Sehr geehrte Frau Maischberger,

mit Interesse haben wir Ihre Talkshow zum Thema „Gefährliche Liebschaften oder wahre Liebe“ am 11.10.2011 verfolgt. Es ist sehr mutig, dieses Thema aufzugreifen. Die Zuschauer werden zum Nachdenken angeregt und das empfinden wir grundsätzlich als positiv.
Wir sind Betroffene sexualisierter Gewalt in der Kindheit und Jugend und erlauben uns aus dieser Perspektive folgende konstruktiv-kritische Anmerkungen zu Ihrer Sendung.

1. Die Äußerung von Lisa Fitz

Zitat: „…Knabenliebe hat es schon im Alten Rom gegeben…“

Dies ist das meist benutzte Argument Pädokrimineller, die sich selbst „Pädosexuelle“ nennen. Wir sind erschüttert, dass diese Bemerkung ohne Kommentar im Raum stehen geblieben ist.

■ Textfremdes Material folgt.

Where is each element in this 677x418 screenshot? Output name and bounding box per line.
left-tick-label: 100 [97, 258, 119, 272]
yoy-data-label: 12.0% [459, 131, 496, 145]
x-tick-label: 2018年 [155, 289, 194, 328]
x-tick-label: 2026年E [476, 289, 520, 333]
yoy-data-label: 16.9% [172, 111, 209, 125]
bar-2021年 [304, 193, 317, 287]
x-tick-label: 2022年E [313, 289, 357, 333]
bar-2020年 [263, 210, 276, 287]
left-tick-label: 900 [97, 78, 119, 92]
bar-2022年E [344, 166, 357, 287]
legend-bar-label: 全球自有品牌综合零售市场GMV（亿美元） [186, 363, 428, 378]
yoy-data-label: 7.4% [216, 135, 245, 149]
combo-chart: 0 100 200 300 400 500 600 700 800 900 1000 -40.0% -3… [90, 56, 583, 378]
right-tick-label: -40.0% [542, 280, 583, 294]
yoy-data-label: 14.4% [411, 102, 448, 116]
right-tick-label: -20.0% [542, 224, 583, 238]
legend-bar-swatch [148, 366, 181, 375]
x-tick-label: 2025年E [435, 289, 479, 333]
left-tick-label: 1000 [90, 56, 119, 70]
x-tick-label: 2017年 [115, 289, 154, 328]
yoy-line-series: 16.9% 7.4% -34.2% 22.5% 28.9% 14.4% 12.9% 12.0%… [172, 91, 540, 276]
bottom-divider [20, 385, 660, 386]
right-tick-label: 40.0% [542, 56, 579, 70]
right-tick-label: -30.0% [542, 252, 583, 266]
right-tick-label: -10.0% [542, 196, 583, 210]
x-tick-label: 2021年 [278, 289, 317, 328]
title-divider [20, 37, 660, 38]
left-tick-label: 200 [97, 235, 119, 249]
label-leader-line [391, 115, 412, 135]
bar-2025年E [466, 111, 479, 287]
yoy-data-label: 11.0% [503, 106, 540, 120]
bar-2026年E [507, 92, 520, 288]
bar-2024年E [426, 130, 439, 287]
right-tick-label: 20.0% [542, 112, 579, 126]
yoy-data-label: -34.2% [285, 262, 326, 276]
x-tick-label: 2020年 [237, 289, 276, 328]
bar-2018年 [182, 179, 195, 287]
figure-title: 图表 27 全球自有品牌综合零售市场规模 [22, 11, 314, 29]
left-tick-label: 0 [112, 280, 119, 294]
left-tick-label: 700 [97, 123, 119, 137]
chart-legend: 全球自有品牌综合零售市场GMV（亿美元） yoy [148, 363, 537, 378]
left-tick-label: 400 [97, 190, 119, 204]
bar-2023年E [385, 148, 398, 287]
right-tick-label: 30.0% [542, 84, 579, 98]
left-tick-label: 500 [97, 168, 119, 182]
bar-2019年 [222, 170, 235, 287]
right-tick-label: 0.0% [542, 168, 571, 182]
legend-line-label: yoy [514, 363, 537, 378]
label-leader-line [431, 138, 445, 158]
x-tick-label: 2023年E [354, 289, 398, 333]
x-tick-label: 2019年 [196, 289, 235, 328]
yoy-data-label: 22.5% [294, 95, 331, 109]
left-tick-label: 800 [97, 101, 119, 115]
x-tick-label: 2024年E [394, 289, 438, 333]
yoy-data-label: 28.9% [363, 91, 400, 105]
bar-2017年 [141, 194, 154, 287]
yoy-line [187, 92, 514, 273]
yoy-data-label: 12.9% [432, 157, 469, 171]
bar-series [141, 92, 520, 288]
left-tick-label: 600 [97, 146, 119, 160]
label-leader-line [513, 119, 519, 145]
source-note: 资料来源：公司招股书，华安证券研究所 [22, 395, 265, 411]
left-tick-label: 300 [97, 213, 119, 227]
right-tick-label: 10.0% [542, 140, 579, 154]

Die Tatsache, dass eine bestimmte Straftat schon seit Jahrtausenden verübt wird, ist kein Argument dafür, dass sie straffrei bleiben sollte. Körperverletzung, Mord, Diebstahl, Betrug usw. wurden schon im Alten Testament beschrieben, trotzdem herrscht allgemeiner Konsens darüber, dass es sich bei alledem um abscheuliche Verbrechen handelt. Warum sollte das ausgerechnet bei Pädokriminalität anders sein? Hier hätte die Sendung durch eine entsprechend sachliche Diskussion gewonnen.

Des Weiteren propagiert Frau Fitz, dass sie sich heute als Frau nimmt was sie will. Sie beschreibt hier eine Haltung im Bereich der Sexualität, wie sie in unserer Gesellschaft hoffentlich immer mehr in Frage gestellt wird.

Ihre Erklärung zu dem unten geschilderten Fall ist haarsträubend. Da es sich bei Ervin Unterlechner um einen Jungen handelt, wird die „Beziehung“ von der Schauspielerin für gerechtfertigt angesehen, indem sie sich heraus redet, die Sexualität des Mannes sei als Gebender ausgerichtet. Eine aus unserer Sicht extrem gefühlskalte und egozentrische Einstellung.

Gerade deshalb spricht man von sexuellem Missbrauch, weil hier sexualisierte Manipulation vollzogen wird. Und dies von TäterInnen ganz bewusst. TäterInnen nützen die Naivität Jugendlicher und Kinder aus, um einzig und allein IHRE Bedürfnisse zu befriedigen. Wenn nötig auch mit Gewalt. Gewalt im psychischen Sinne ist es immer, weil es den TäterInnen nie um eine Beziehung auf gleicher Augenhöhe, auf gleicher Entwicklungsstufe geht, sondern nur um Machtausübung, um – wenn Sie so wollen – die Hörigkeit ihrer Opfer! Solche TäterInnen sind gar nicht fähig, eine ebenbürtige gute Partnerschaft zu führen, sie brauchen einen Unterlegenen, um sich groß und mächtig zu fühlen. Sie kompensieren ihre Minderwertigkeitsgefühle damit, indem sie sich andere gefügig machen. Deshalb: Missbrauch! Hier handelte es sich nie um eine unreflektierte Beziehung, wie es immer wieder und in letzter Zeit vermehrt bagatellisierend umschrieben wird.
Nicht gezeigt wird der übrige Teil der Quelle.